Visitei Davi na casa onde morava com a mãe e o irmão, na Vila Santa Cruz, pertinho do jornal, antes que seguissem para São Paulo para as sessões de quimioterapia. Encontrei Davi no seu forte, uma cabana que havia montado na sala da casa e que servia de refúgio. Sentia-se protegido ali dentro, amparado também pela tia Maria Augusta, pelo tio Amauri, pelo primo Leandro. Vaidoso, não quis tirar foto de jeito nenhum porque estava careca, efeito colateral do tratamento que fazia. Queria brincar. Queria poder voltar a comer normalmente. Queria muito voltar para a escola. Queria também pintar o cabelo de azul. Mas antes, precisava terminar de vencer o maldito câncer.

Davi venceu. No início deste ano, já de volta a Franca, comemorou os exames que confirmaram que o câncer estava em remissão. Não havia mais sinais do tumor em seu corpo. Não havia sequelas. O cabelo voltava a crescer, lentamente. Os sonhos, esses que nos movem a todos, voltaram a ser tangíveis para Davi. O primeiro deles, uma festa de aniversário. Davi queria muito comemorar seus 10 anos. Ele comemorou. Foi uma linda festa.

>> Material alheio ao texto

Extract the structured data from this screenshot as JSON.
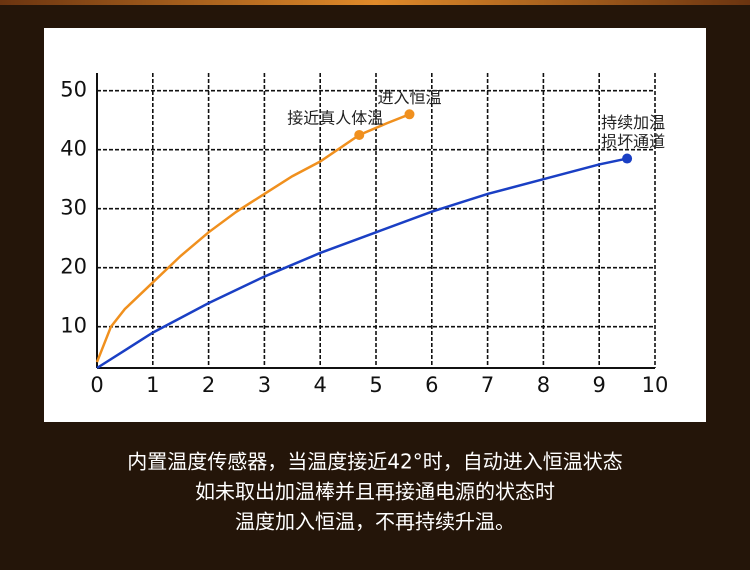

Mas, dos mistérios mais profundos da existência, definitivamente, nada entendemos. No final de maio, Davi começou a sentir falta de ar. Foi parar no pronto-socorro e, de lá, encaminhado para a Santa Casa. Tinha pneumonia. Acabou internado, foi para a UTI. Passou 33 dias ali, sem melhoras. Foi transferido para o mesmo Hospital do Graacc, em São Paulo, mas já era tarde demais. Dezesseis dias depois, na última terça-feira, Davi morreu. O menino de dez anos que venceu um câncer terrível acabou derrotado por uma infame bactéria.

Fui ao seu velório na manhã de quarta-feira. Xandinho, o irmão mais velho, um gigante de 12 anos, não saía do lado do caixão por um instante sequer. Solidário e companheiro, recusou-se a arredar pé do lado do corpo do irmão. Não sei de onde as mães tiram forças num instante como esse, mas sei que de alguma forma elas conseguem. Porque as mães, só as mães, sempre conseguem. E Isabel, enquanto velava um filho, consolava o outro. “Foi só o corpinho do Davi que foi embora, meu filho. Ele está no céu, olhando para nós. Feche os olhos que você vai sentir ele te abraçar. Mamãe acabou de sentir”, repetia, poeticamente, para o primogênito.

A consternação era geral. A tristeza, intraduzível. Mas a natureza humana consegue produzir instantes de beleza mesmo em meio à mais absoluta tristeza. Foi o que aconteceu, pouco antes das 11 da manhã, quando vários garotos, do primo Leandro ao irmão Xandinho, passaram a circular pelo velório com os cabelos azuis. Um monte de meninos, entristecidos, todos com os cabelos azuis, numa homenagem profundamente emocionante. Todos como Davi, que jazia, sereno, com os cabelos azuis da cor do céu. Certamente, do mesmo céu de onde, como ensinou Isabel, ele repousa, dentro da sua barraca, olhando e zelando por todos que amou. Descanse em paz, meu bravo herói do cabelo azul.